Using Multiple Reporters¶

Generate reports in multiple formats:

from agentflow.evaluation import (
    ConsoleReporter,
    JSONReporter,
    JUnitXMLReporter,
    HTMLReporter,
)

# Run evaluation
report = await evaluator.evaluate(eval_set)

# Output to console
ConsoleReporter(verbose=True).report(report)

# Save all formats
JSONReporter().save(report, "results/report.json")
JUnitXMLReporter().save(report, "results/junit.xml")
HTMLReporter().save(report, "results/report.html")

Reporter Factory¶

Create a helper for consistent reporting:

def save_all_reports(report, output_dir: str = "results"):
    from pathlib import Path

    Path(output_dir).mkdir(exist_ok=True)

    # Console
    ConsoleReporter(verbose=True).report(report)

    # Files
    JSONReporter().save(report, f"{output_dir}/report.json")
    JUnitXMLReporter().save(report, f"{output_dir}/junit.xml")
    HTMLReporter().save(report, f"{output_dir}/report.html")

    print(f"\nReports saved to {output_dir}/")

Custom Reporters¶

Create custom reporters by implementing the base pattern:

from agentflow.evaluation import EvalReport

class MarkdownReporter:
    """Generate Markdown report."""

    def report(self, report: EvalReport) -> str:
        lines = [
            f"# Evaluation Report: {report.eval_set_name}",
            "",
            "## Summary",
            "",
            f"- **Total Cases**: {report.summary.total_cases}",
            f"- **Passed**: {report.summary.passed_cases}",
            f"- **Failed**: {report.summary.failed_cases}",
            f"- **Pass Rate**: {report.summary.pass_rate * 100:.1f}%",
            "",
            "## Results",
            "",
        ]

        for result in report.results:
            status = "✓" if result.passed else "✗"
            lines.append(f"### {status} {result.name or result.eval_id}")

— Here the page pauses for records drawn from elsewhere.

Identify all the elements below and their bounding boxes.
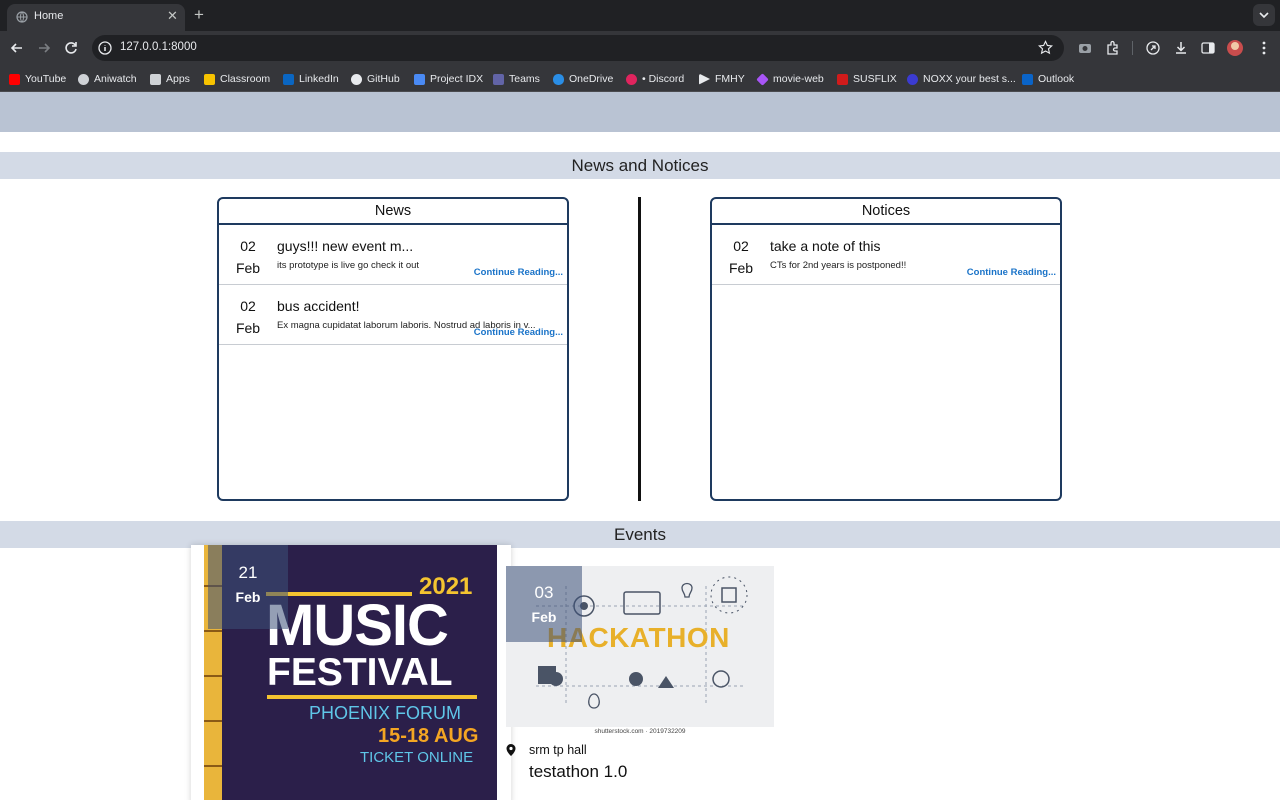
bookmark-noxx[interactable]: NOXX your best s... [907, 72, 1016, 86]
bookmark-linkedin[interactable]: LinkedIn [283, 72, 339, 86]
news-item-title: guys!!! new event m... [277, 238, 414, 254]
notices-panel-title: Notices [712, 199, 1060, 225]
location-pin-icon [506, 744, 516, 756]
youtube-icon [9, 73, 20, 85]
linkedin-icon [283, 73, 294, 85]
notice-item-month: Feb [728, 260, 754, 276]
bookmark-project-idx[interactable]: Project IDX [414, 72, 483, 86]
apps-icon [150, 73, 161, 85]
discord-icon [626, 73, 637, 85]
new-tab-icon[interactable]: + [194, 5, 204, 25]
event-card[interactable]: 2021 MUSIC FESTIVAL PHOENIX FORUM 15-18 … [191, 545, 511, 800]
event-month: Feb [235, 589, 261, 605]
browser-toolbar: 127.0.0.1:8000 [0, 31, 1280, 65]
news-item-day: 02 [240, 298, 256, 314]
url-text[interactable]: 127.0.0.1:8000 [120, 41, 197, 53]
noxx-icon [907, 73, 918, 85]
news-notices-heading: News and Notices [0, 152, 1280, 179]
bookmark-outlook[interactable]: Outlook [1022, 72, 1074, 86]
event-poster-image: 2021 MUSIC FESTIVAL PHOENIX FORUM 15-18 … [204, 545, 497, 800]
classroom-icon [204, 73, 215, 85]
forward-arrow-icon[interactable] [36, 40, 52, 56]
site-navbar [0, 92, 1280, 132]
chevron-down-icon [1259, 12, 1269, 19]
globe-icon [16, 11, 28, 23]
news-item-day: 02 [240, 238, 256, 254]
susflix-icon [837, 73, 848, 85]
download-icon[interactable] [1173, 40, 1189, 56]
continue-reading-link[interactable]: Continue Reading... [474, 267, 563, 278]
poster-ticket: TICKET ONLINE [360, 749, 474, 766]
toolbar-separator [1132, 41, 1133, 55]
reload-icon[interactable] [63, 40, 79, 56]
bookmark-fmhy[interactable]: FMHY [699, 72, 745, 86]
news-item-title: bus accident! [277, 298, 360, 314]
notice-item-day: 02 [733, 238, 749, 254]
event-image-hackathon[interactable]: HACKATHON 03 Feb [506, 566, 774, 727]
tab-search-button[interactable] [1253, 4, 1275, 26]
sync-icon[interactable] [1145, 40, 1161, 56]
tab-strip: Home ✕ + [0, 0, 1280, 31]
notices-panel: Notices 02 Feb take a note of this CTs f… [710, 197, 1062, 501]
panel-divider [638, 197, 641, 501]
event-month: Feb [531, 609, 557, 625]
bookmarks-bar: YouTube Aniwatch Apps Classroom LinkedIn… [0, 65, 1280, 92]
event-location: srm tp hall [529, 743, 587, 757]
tab-title: Home [34, 10, 64, 22]
event-day: 21 [238, 563, 258, 582]
outlook-icon [1022, 73, 1033, 85]
teams-icon [493, 73, 504, 85]
poster-venue: PHOENIX FORUM [309, 703, 462, 723]
aniwatch-icon [78, 73, 89, 85]
events-heading: Events [0, 521, 1280, 548]
news-item: 02 Feb guys!!! new event m... its protot… [219, 225, 567, 285]
continue-reading-link[interactable]: Continue Reading... [474, 327, 563, 338]
event-day: 03 [534, 583, 554, 602]
site-info-icon[interactable] [98, 41, 112, 55]
bookmark-youtube[interactable]: YouTube [9, 72, 66, 86]
news-item-month: Feb [235, 320, 261, 336]
poster-line1: MUSIC [266, 593, 449, 658]
event-name[interactable]: testathon 1.0 [529, 762, 627, 782]
side-panel-icon[interactable] [1200, 40, 1216, 56]
image-credit: shutterstock.com · 2019732209 [594, 728, 686, 735]
bookmark-classroom[interactable]: Classroom [204, 72, 270, 86]
page-content: News and Notices News 02 Feb guys!!! new… [0, 92, 1280, 800]
bookmark-susflix[interactable]: SUSFLIX [837, 72, 897, 86]
bookmark-aniwatch[interactable]: Aniwatch [78, 72, 137, 86]
active-tab[interactable]: Home ✕ [7, 4, 185, 31]
bookmark-github[interactable]: GitHub [351, 72, 400, 86]
poster-rule [267, 695, 477, 699]
notice-item-title: take a note of this [770, 238, 881, 254]
bookmark-onedrive[interactable]: OneDrive [553, 72, 613, 86]
bookmark-movie-web[interactable]: movie-web [756, 72, 824, 86]
address-bar[interactable]: 127.0.0.1:8000 [92, 35, 1064, 61]
bookmark-discord[interactable]: • Discord [626, 72, 684, 86]
news-panel-title: News [219, 199, 567, 225]
fmhy-icon [699, 73, 710, 85]
bookmark-star-icon[interactable] [1038, 40, 1053, 55]
extensions-icon[interactable] [1105, 40, 1121, 56]
more-menu-icon[interactable] [1256, 40, 1272, 56]
event-date-badge: 03 Feb [506, 566, 582, 642]
event-date-badge: 21 Feb [208, 545, 288, 629]
continue-reading-link[interactable]: Continue Reading... [967, 267, 1056, 278]
back-arrow-icon[interactable] [9, 40, 25, 56]
notice-item: 02 Feb take a note of this CTs for 2nd y… [712, 225, 1060, 285]
project-idx-icon [414, 73, 425, 85]
github-icon [351, 73, 362, 85]
news-panel: News 02 Feb guys!!! new event m... its p… [217, 197, 569, 501]
news-item-month: Feb [235, 260, 261, 276]
profile-avatar[interactable] [1227, 40, 1243, 56]
close-tab-icon[interactable]: ✕ [167, 8, 178, 24]
poster-dates: 15-18 AUG [378, 725, 479, 747]
bookmark-teams[interactable]: Teams [493, 72, 540, 86]
onedrive-icon [553, 73, 564, 85]
bookmark-apps[interactable]: Apps [150, 72, 190, 86]
poster-line2: FESTIVAL [267, 651, 453, 694]
camera-icon[interactable] [1077, 40, 1093, 56]
news-item: 02 Feb bus accident! Ex magna cupidatat … [219, 285, 567, 345]
movie-web-icon [756, 72, 769, 86]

            for cr in result.criterion_results:
                status = "✓" if cr.passed else "✗"
                lines.append(f"- {cr.criterion}: {cr.score:.2f} {status}")

            lines.append("")

        return "\n".join(lines)

    def save(self, report: EvalReport, filepath: str) -> None:
        content = self.report(report)
        with open(filepath, "w") as f:
            f.write(content)

Slack Reporter Example¶

import httpx

class SlackReporter:
    """Send evaluation results to Slack."""

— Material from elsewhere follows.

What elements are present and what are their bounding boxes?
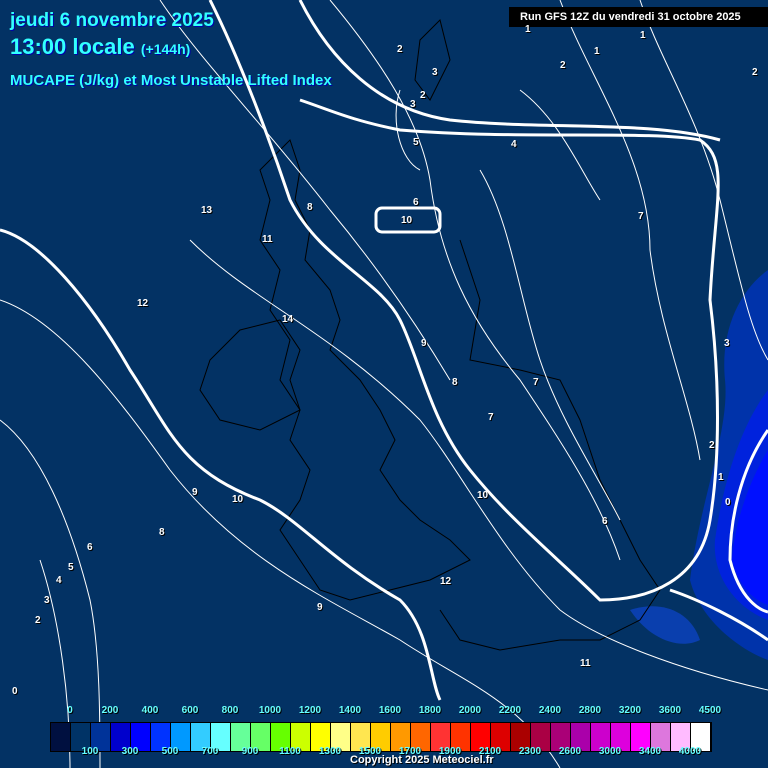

    def __init__(self, webhook_url: str):
        self.webhook_url = webhook_url

    async def report(self, report: EvalReport) -> None:
        status = "✅" if report.summary.pass_rate == 1.0 else "⚠️"

        message = {
            "blocks": [
                {
                    "type": "header",
                    "text": {
                        "type": "plain_text",
                        "text": f"{status} Evaluation: {report.eval_set_name}",
                    }
                },
                {
                    "type": "section",
                    "fields": [
                        {"type": "mrkdwn", "text": f"*Pass Rate:* {report.summary.pass_rate * 100:.1f}%"},
                        {"type": "mrkdwn", "text": f"*Duration:* {report.duration_seconds:.2f}s"},
                        {"type": "mrkdwn", "text": f"*Passed:* {report.summary.passed_cases}"},
                        {"type": "mrkdwn", "text": f"*Failed:* {report.summary.failed_cases}"},
                    ]
                },
            ]
        }

        async with httpx.AsyncClient() as client:
            await client.post(self.webhook_url, json=message)

Best Practices¶

Development Workflow¶

# During development
ConsoleReporter(verbose=True).report(report)

# Save for analysis
if report.summary.pass_rate < 1.0:
    JSONReporter().save(report, f"failures/{report.eval_set_id}.json")

CI/CD Workflow¶

# Always save structured output
JSONReporter().save(report, "results/report.json")
JUnitXMLReporter().save(report, "results/junit.xml")

# Fail the build if pass rate is too low
if report.summary.pass_rate < 0.95:
    sys.exit(1)

Stakeholder Reports¶

# Generate HTML for sharing
HTMLReporter(title="Weekly Agent Quality Report").save(
    report, 
    f"reports/week_{week_number}.html"
)